İspanya parlamentosunu basarak parlamenterleri tutsak alan bir albayın ve beraberindeki askerlerin, tankların üzerine İspanyol halkı da nehir gibi akmış, darbeyi önlemişti.
Onları da demokrasi için parlamentoya akıtan bir siyaset lideri değil “El Pais” adlı gazetenin “Darbeye hayır” manşetiyle yaptığı ve halka elden dağıttığı “yıldırım baskıydı.”
Bir de Rusya parlamentosunu basan Rus darbeci generallerine karşı halkın direnişini hatırlayın.
Fakat...
Devlet Başkanı Gorbaçov değil, sonra da Rusya’nın başına geçecek olan Jivkov darbecilerin tankının üzerine çıkmıştı.

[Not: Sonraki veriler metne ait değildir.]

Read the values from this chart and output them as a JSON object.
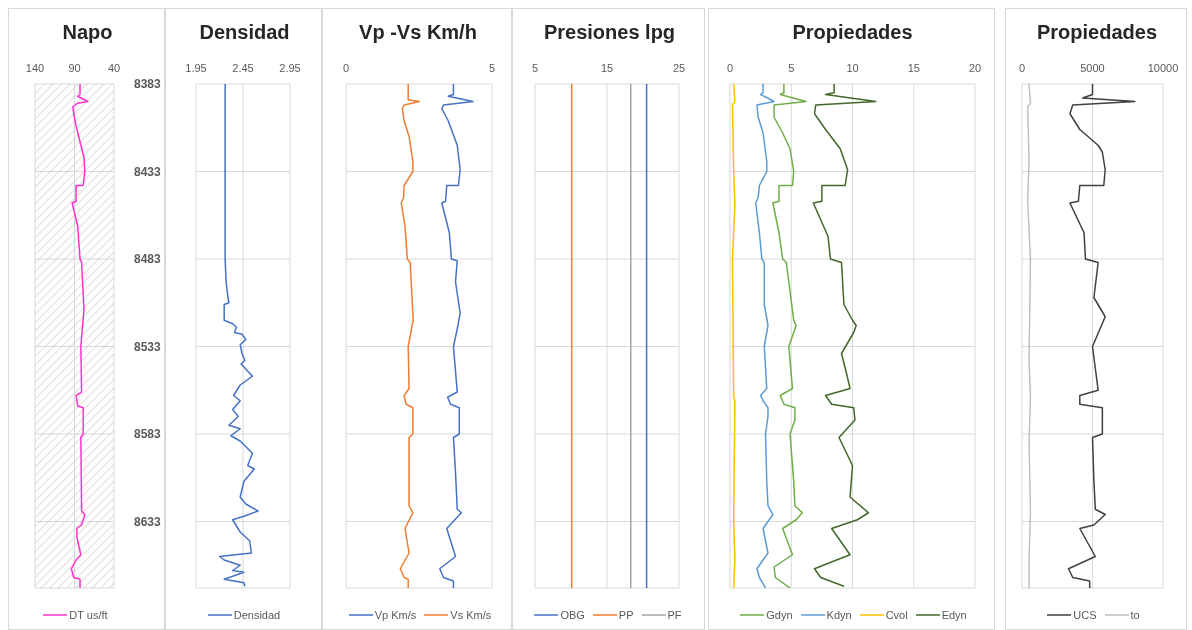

Gorbaçov bu en kritik saatlerde ortalıktan “toz olmuştu.”
Bunları hatırlattım.
“Darbeyi eniştesinden öğrenen başkan” imajına takılıp kalmanın yanlışlığını şöyle ortaya koydum:
“Telefondan 30-40 saniyelik bir görüntülü çağrıyla milyonları sokağa döken ve darbecileri insan selinde boğan Cumhurbaşkanı gerçeğinin görülmesi gerekir” dedim.
Siyasi görüşlerimiz, Cumhurbaşkanı Erdoğan’a bakışlarımız hepimiz için farklı olabilir.
Ama...
Türkiye, üzerine özenle titrediğimiz “ortak ve kutsal” değerimizdir.